The film also touches on the latent homophobia that forms part of the prejudice against women's football. Jules's mother, played superbly by Juliet Stevenson, mistakenly believes that her daughter is in a sexual relationship with her friend and team-mate Jess. She is wrong, but the assumption and the distaste she displays accurately reflect the bigotry faced by women who prefer playing sport to flower-arranging.

Yes, some female footballers, athletes, golfers, tennis players, rugby, hockey and lacrosse players are gay. So what? So are some men in sport. So are men and women the world over. Shock, horror. Homophobia is part of the problem but not all of it.

In the book Soccer, Women, Sexual Liberation, first published in 2003, there is a chapter on women's football in England. 'Most British people,' writes Jean Williams, 'could name a male football star whether or not they consider themselves to be enthusiasts of the sport. In contrast, the majority of self-confessed football fans could not name a single female player.'

And yet the FA maintain that women's football is the fastest-growing sport in the UK, with up to a million participants. The figures are open to debate, with other estimates putting the regular participation total at fewer than 200,000, but the funding and the facilities are better than they have ever been. So why do so many women drop out of sport in their teens? According to research carried out by the Women's Sport Foundation, girls aged 7-11 are less than half as likely as boys to take part in physical education and sport. By the age of 18, 40 per cent of girls have dropped out of sport altogether.
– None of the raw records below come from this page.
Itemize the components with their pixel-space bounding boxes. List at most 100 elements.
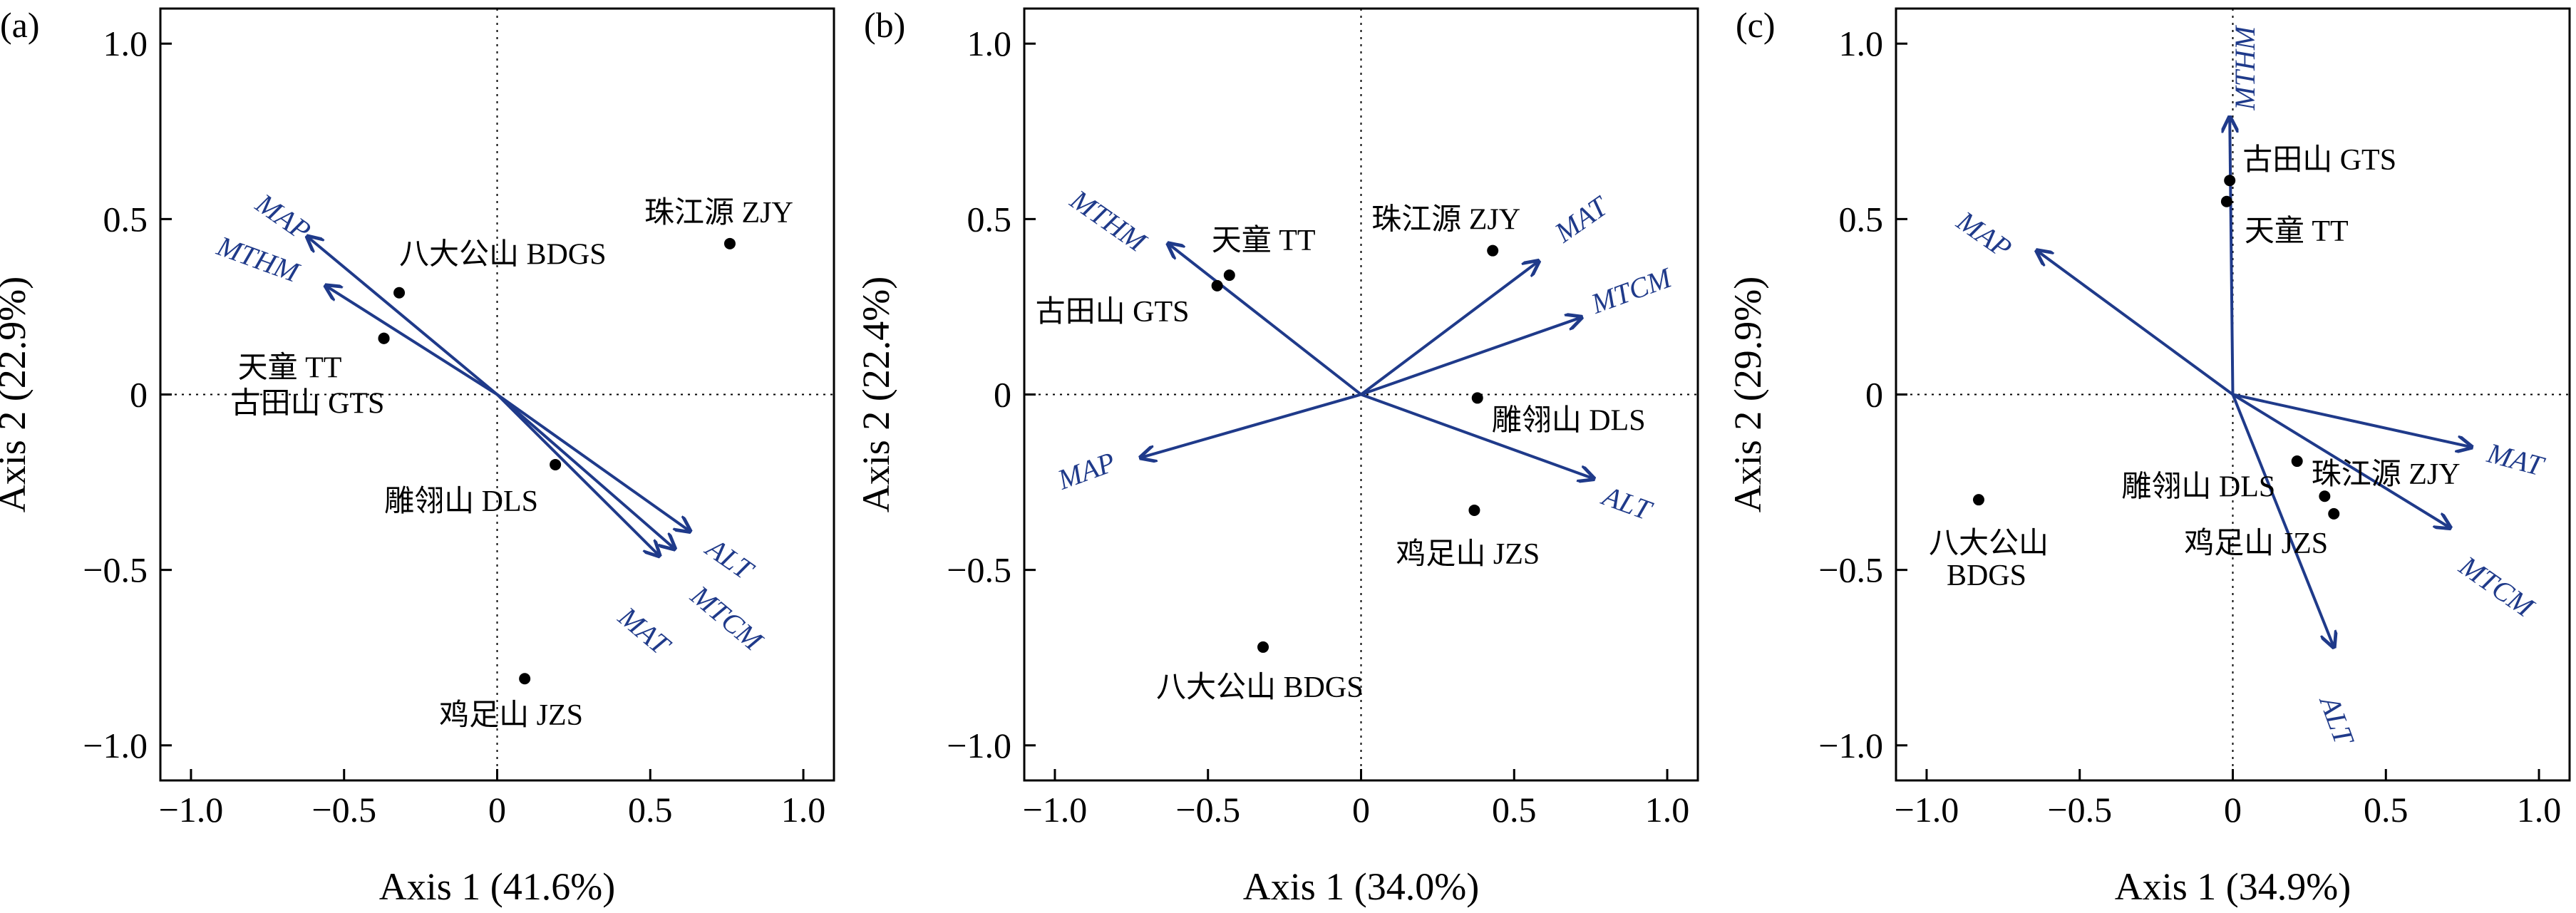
vector-label-mat: MAT	[1548, 189, 1614, 249]
site-point	[2328, 507, 2340, 520]
vector-mthm	[2230, 118, 2232, 395]
x-tick-label: −1.0	[159, 790, 224, 830]
y-tick-label: 0	[994, 375, 1011, 415]
site-label: 雕翎山 DLS	[2121, 470, 2275, 503]
site-label: 珠江源 ZJY	[1371, 204, 1520, 237]
x-tick-label: 0	[1352, 790, 1370, 830]
site-label: 雕翎山 DLS	[384, 485, 538, 518]
vector-mtcm	[496, 393, 675, 550]
y-tick-label: 0	[1865, 375, 1883, 415]
site-label: 古田山 GTS	[1036, 296, 1190, 329]
site-point	[519, 673, 531, 685]
y-tick-label: −0.5	[83, 550, 148, 590]
site-label: 古田山 GTS	[2242, 144, 2396, 177]
panel-1: −1.0 −0.5 0 0.5 1.0 −1.0 −0.5 0 0.5 1.0 Axis 1 (41…	[0, 5, 835, 908]
site-label: 天童 TT	[2245, 215, 2349, 248]
vector-label-map: MAP	[1053, 445, 1120, 496]
vector-label-mthm: MTHM	[1064, 183, 1153, 259]
site-point	[2220, 195, 2232, 207]
site-label: 天童 TT	[1212, 224, 1316, 257]
vector-alt	[496, 393, 691, 532]
x-tick-label: 1.0	[2517, 790, 2562, 830]
site-point	[1471, 392, 1483, 404]
y-axis-title: Axis 2 (22.4%)	[855, 277, 897, 512]
vector-label-mat: MAT	[612, 600, 678, 662]
y-axis-title: Axis 2 (22.9%)	[0, 277, 34, 512]
y-tick-label: 1.0	[967, 24, 1012, 63]
panel-2: −1.0 −0.5 0 0.5 1.0 −1.0 −0.5 0 0.5 1.0 Axis 1 (34…	[855, 5, 1699, 908]
x-axis-title: Axis 1 (34.0%)	[1243, 865, 1479, 908]
vector-mthm	[326, 286, 498, 396]
site-label: 珠江源 ZJY	[644, 197, 793, 229]
y-tick-label: 0.5	[1839, 199, 1884, 239]
site-point	[1468, 504, 1480, 516]
site-label: 鸡足山 JZS	[2184, 527, 2328, 560]
site-point	[550, 458, 562, 470]
site-point	[2224, 175, 2236, 187]
site-label: 雕翎山 DLS	[1492, 404, 1646, 437]
x-tick-label: 0.5	[2364, 790, 2408, 830]
vector-label-mat: MAT	[2483, 436, 2548, 483]
vector-label-mtcm: MTCM	[2453, 550, 2540, 624]
vector-label-map: MAP	[1951, 205, 2018, 265]
vector-mtcm	[1360, 317, 1582, 396]
site-point	[1257, 641, 1269, 653]
y-tick-label: −0.5	[947, 550, 1011, 590]
site-label: 鸡足山 JZS	[1396, 538, 1540, 571]
vector-mtcm	[2232, 393, 2451, 528]
x-tick-label: 1.0	[781, 790, 826, 830]
site-point	[1211, 279, 1223, 292]
y-tick-label: −0.5	[1818, 550, 1883, 590]
y-tick-label: −1.0	[947, 726, 1011, 765]
y-tick-label: 1.0	[103, 24, 148, 63]
vector-label-map: MAP	[249, 187, 316, 247]
site-label: BDGS	[1947, 559, 2026, 592]
vector-mthm	[1168, 244, 1362, 396]
y-tick-label: −1.0	[1818, 726, 1883, 765]
site-point	[1972, 494, 1984, 506]
site-point	[378, 332, 390, 344]
vector-alt	[2231, 393, 2334, 647]
panel-tag: (c)	[1736, 5, 1776, 45]
site-label: 珠江源 ZJY	[2312, 458, 2461, 491]
x-tick-label: 0	[2224, 790, 2242, 830]
vector-label-mtcm: MTCM	[1587, 261, 1677, 320]
x-tick-label: −0.5	[311, 790, 376, 830]
vector-label-alt: ALT	[699, 530, 760, 587]
site-point	[723, 237, 736, 249]
vector-alt	[1360, 393, 1594, 479]
vector-map	[2037, 251, 2234, 396]
site-label: 八大公山 BDGS	[1156, 671, 1364, 704]
vector-map	[307, 237, 498, 396]
site-point	[2319, 490, 2331, 502]
site-label: 八大公山	[1929, 527, 2049, 560]
vector-mat	[2232, 393, 2472, 448]
vector-label-alt: ALT	[2313, 690, 2361, 750]
site-point	[1487, 244, 1499, 257]
site-point	[2291, 455, 2303, 468]
x-axis-title: Axis 1 (34.9%)	[2115, 865, 2351, 908]
vector-label-alt: ALT	[1597, 479, 1657, 527]
x-tick-label: −0.5	[1175, 790, 1240, 830]
x-tick-label: −0.5	[2047, 790, 2112, 830]
panel-tag: (b)	[864, 5, 905, 45]
x-tick-label: −1.0	[1023, 790, 1088, 830]
site-label: 鸡足山 JZS	[439, 699, 583, 732]
vector-label-mtcm: MTCM	[684, 579, 770, 658]
vector-mat	[1360, 261, 1539, 396]
site-point	[1223, 269, 1235, 282]
y-tick-label: 0.5	[967, 199, 1012, 239]
site-point	[393, 287, 406, 299]
x-axis-title: Axis 1 (41.6%)	[379, 865, 615, 908]
x-tick-label: 0.5	[1492, 790, 1537, 830]
site-label: 古田山 GTS	[231, 388, 385, 421]
y-tick-label: 0.5	[103, 199, 148, 239]
vector-mat	[496, 393, 660, 556]
panel-3: −1.0 −0.5 0 0.5 1.0 −1.0 −0.5 0 0.5 1.0 Axis 1 (34…	[1726, 5, 2571, 908]
site-label: 天童 TT	[238, 351, 342, 385]
vector-map	[1140, 393, 1362, 458]
y-axis-title: Axis 2 (29.9%)	[1726, 277, 1769, 512]
x-tick-label: −1.0	[1895, 790, 1959, 830]
site-label: 八大公山 BDGS	[399, 239, 607, 272]
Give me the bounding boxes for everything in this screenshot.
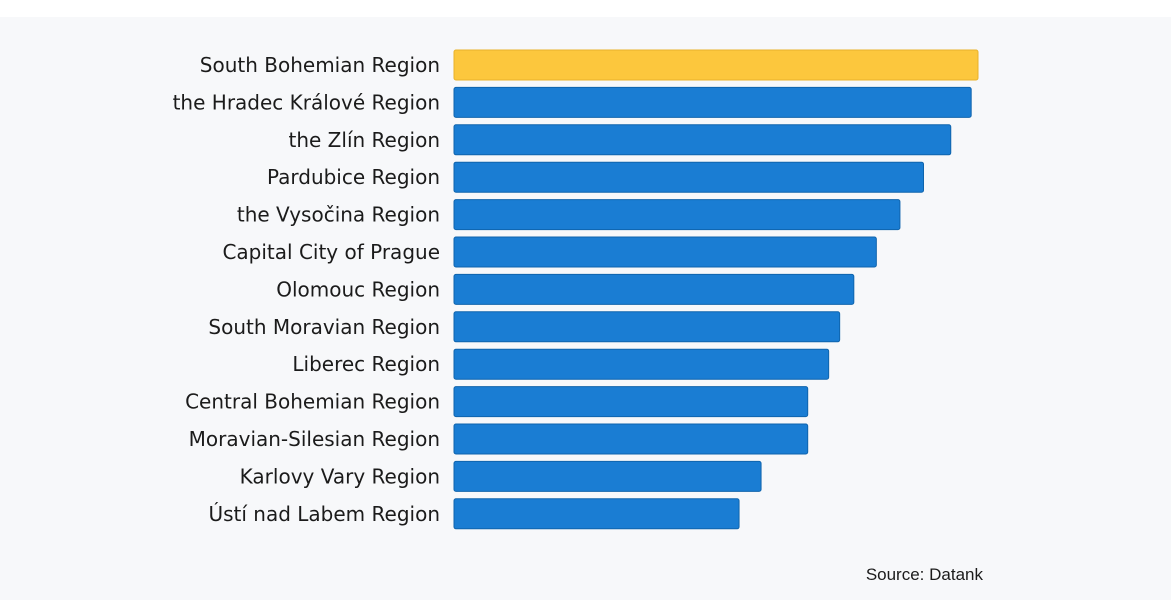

What is it about our society that encourages girls to think that hanging around in shopping centres exposing their thongs, painting their nails orange, drinking Bacardi Breezers and smoking cigarettes is somehow cooler than playing sport? It would be too easy simply to say 'that's just teenage girls'.

Society makes a huge contribution to the way people develop - if we are faced with a generation of self-obsessed girls who either reject a lettuce leaf for fear of gaining an ounce, or overdose on big-value burgers and fries, we are all to blame. Much of society, even in 2005, decrees that women should have a shapely figure, try not to get their hands dirty and all times look 'feminine'. Worrying as that limiting stereotype has always been, it has been translated over the decades in such a way that it seems to preclude women from playing what have been deemed 'unfeminine' sports.

Williams writes: 'What has never been satisfactorily explained is a peculiarly English expression of contempt for women who play football.... The derision shown to English female footballers simultaneously trivialises their sporting accomplishments (as in the pejorative 'play like a girl') and insists on the female as the object of masculine desire (women are supposed to play at being a woman, not at football).' Williams argues that the rise in interest and player participation does not equate to 'a new dawn' and laments the lack of female representation at administrative level, but concludes that the voices of the players themselves will start to be heard more clearly.

But it is not all gloom and doom - and the European Championship allows a chance for those voices to sing out. It should be a showcase event for the best in the game and, with coverage being shared by Eurosport and the BBC, offers a chance for the public to judge for themselves how standards have improved.